Un changement d'opinion

Publié le 23 juin 2006 par Pierre Gonzva

Quand un analyste financier publie un changement d'opinion sur une valeur, l'impact sur les cours peut être significatif, d'autant plus que l'analyste est influent.
Y a-t-il matière à changement d'opinion, d'un point de vue global, sur les marchés financiers ?
Les forces à l'oeuvre depuis 3 ans perdent de leur allant. L'environnement monétaire accomodant et la croissance économique mondiale ont favorisé la hausse de presque toutes les classes d'actifs ainsi que la diminution corrélative de l'aversion au risque.

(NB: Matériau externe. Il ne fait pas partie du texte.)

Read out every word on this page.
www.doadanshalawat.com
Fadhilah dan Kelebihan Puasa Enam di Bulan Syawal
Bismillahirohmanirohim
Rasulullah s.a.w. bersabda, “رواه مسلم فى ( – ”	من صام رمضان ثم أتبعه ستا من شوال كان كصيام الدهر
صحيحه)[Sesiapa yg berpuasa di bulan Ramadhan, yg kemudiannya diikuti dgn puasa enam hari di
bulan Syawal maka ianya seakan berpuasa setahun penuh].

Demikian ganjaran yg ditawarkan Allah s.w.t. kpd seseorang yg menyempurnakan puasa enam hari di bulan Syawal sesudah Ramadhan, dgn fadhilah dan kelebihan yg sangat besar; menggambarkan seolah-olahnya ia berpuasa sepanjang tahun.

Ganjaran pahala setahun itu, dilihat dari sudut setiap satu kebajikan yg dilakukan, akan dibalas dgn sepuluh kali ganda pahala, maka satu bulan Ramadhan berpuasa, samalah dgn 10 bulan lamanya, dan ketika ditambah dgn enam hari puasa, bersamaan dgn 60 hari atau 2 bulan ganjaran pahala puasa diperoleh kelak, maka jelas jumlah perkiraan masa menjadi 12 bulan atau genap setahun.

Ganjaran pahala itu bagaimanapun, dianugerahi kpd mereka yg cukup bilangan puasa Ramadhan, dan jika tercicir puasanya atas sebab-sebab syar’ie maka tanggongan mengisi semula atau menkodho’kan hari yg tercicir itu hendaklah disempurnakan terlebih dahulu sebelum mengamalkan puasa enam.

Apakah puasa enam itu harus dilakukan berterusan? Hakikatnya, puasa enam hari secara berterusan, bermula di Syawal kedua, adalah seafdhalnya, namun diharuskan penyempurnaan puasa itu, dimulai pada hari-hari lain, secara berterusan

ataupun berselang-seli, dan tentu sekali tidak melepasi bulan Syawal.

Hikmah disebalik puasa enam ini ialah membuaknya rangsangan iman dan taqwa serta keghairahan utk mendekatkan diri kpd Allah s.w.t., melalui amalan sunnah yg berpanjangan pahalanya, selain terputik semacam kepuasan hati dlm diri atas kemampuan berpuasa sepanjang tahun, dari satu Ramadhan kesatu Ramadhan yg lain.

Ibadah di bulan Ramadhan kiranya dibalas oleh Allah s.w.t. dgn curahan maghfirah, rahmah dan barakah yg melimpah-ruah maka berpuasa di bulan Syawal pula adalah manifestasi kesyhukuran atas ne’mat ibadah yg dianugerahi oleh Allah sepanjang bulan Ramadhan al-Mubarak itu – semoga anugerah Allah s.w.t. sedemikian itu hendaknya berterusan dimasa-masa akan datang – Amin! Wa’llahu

Mais maintenant, les banques centrales serrent les cordons. Certains responsables de la FED disent qu'il vaut mieux se tromper par excès de rigueur que par défaut, les faucons de la BCE prennent l'avantage et préparent un train de hausse; la BOJ a stoppé l'inondation quantitative et annonce la fin prochaine de la ZIRP (zéro interest rate policy). Quand à la Banque centrale chinoise, à force de prendre des décisions visant à freiner la croissance galopante des crédits et de la masse monétaire, elle arrivera à du résultat, pas trop brutal on l'espère.

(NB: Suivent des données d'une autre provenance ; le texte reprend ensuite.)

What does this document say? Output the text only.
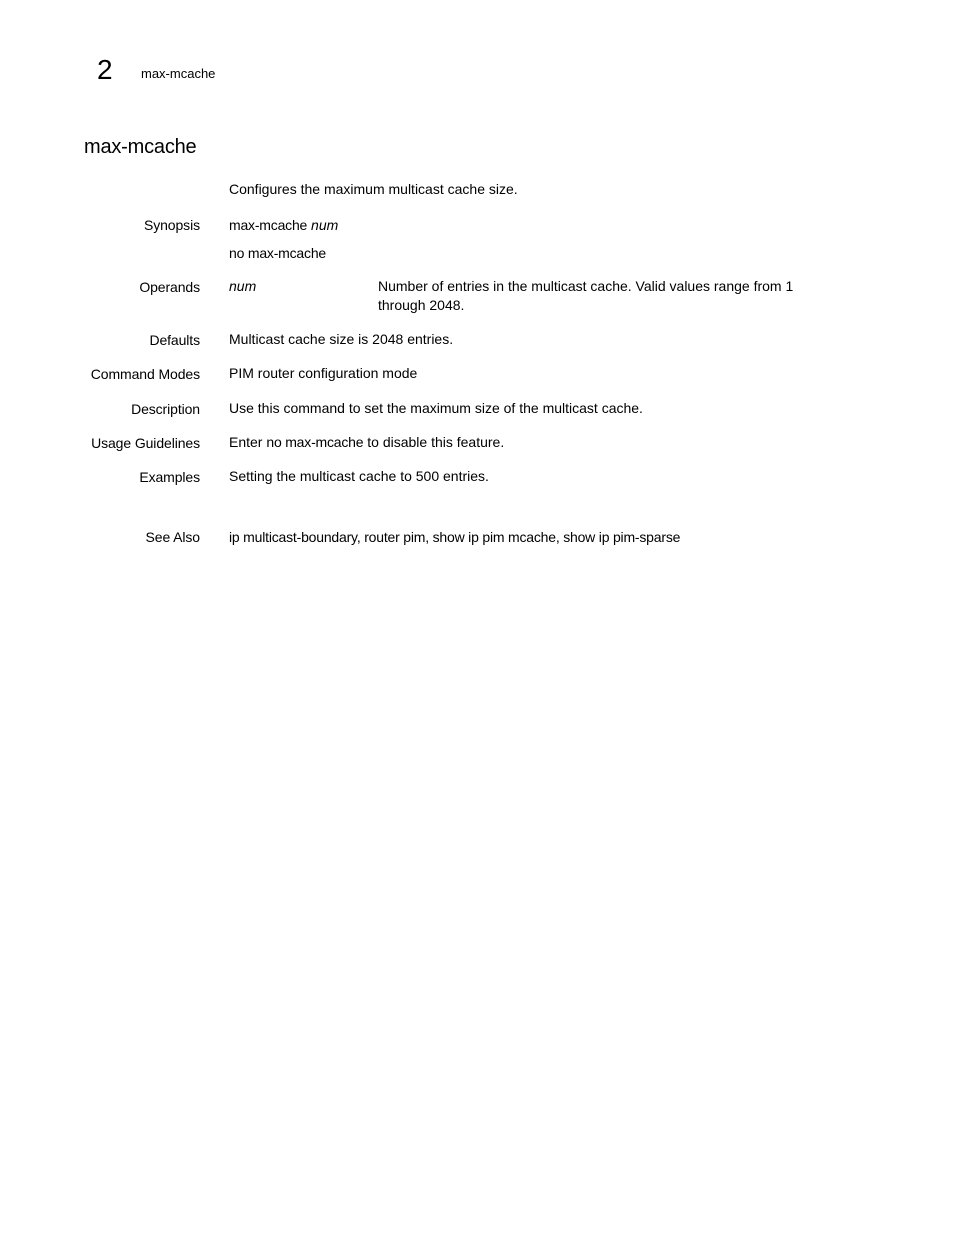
2 max-mcache
max-mcache
Configures the maximum multicast cache size.
Synopsis max-mcache num
no max-mcache
Operands num	Number of entries in the multicast cache. Valid values range from 1 through 2048.
Defaults Multicast cache size is 2048 entries.
Command Modes PIM router configuration mode
Description Use this command to set the maximum size of the multicast cache.
Usage Guidelines Enter no max-mcache to disable this feature.
Examples Setting the multicast cache to 500 entries.
See Also ip multicast-boundary, router pim, show ip pim mcache, show ip pim-sparse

Avec une inflation qui reste faible, la fin de la surliquidité mondiale se traduit par un ralentissement économique et/ou une baisse du prix des actifs. Quel est le délai entre le resserrement monétaire et son impact économique ? On sera peut-être bientôt en position de l'évaluer. Les réactions des marchés boursiers des dernières semaines donnent une première indication. L'aversion au risque s'est considérablement renforcée, avec une hausse très sensible des volatilités implicites, une sous performance des titres à faible liquidité par rapport aux grandes valeurs, des marchés émergents par rapport aux grandes places, un élargissement des spreads de crédit, un affaiblissement de nombreuses devises, un retour de bâton brutal sur les commodities. Sur ce dernier point, la SocGen a publié un graphe très parlant, en superposant la courbe du Nasdaq et celle de l'indice CRB, avec un décalage de 6 ans.
Pour autant, faut-il tout vendre ? Certainement pas, je ne suis pas un perma bear.
Réfléchissons différement : les raisonnements qui ont expliqué le comportement des marchés ces dernières années sont en train de changer. C'est le propre des situations de changement d'équilibre. Là où la logique impliquait une hausse, essayons de deviner les raisons qui feront baisser. Les mêmes données peuvent rentrer dans la black box du marché, et en sortir maintenant d'un autre côté. Humilité face aux certitudes que l'on croyait établies, sensibilité plus fine à ce qui cause des renversements sur les marchés, sont plus que jamais des postures à tenir.
Alors, un changement d'opinion ? Peut-être plus profond qu'on ne le croit.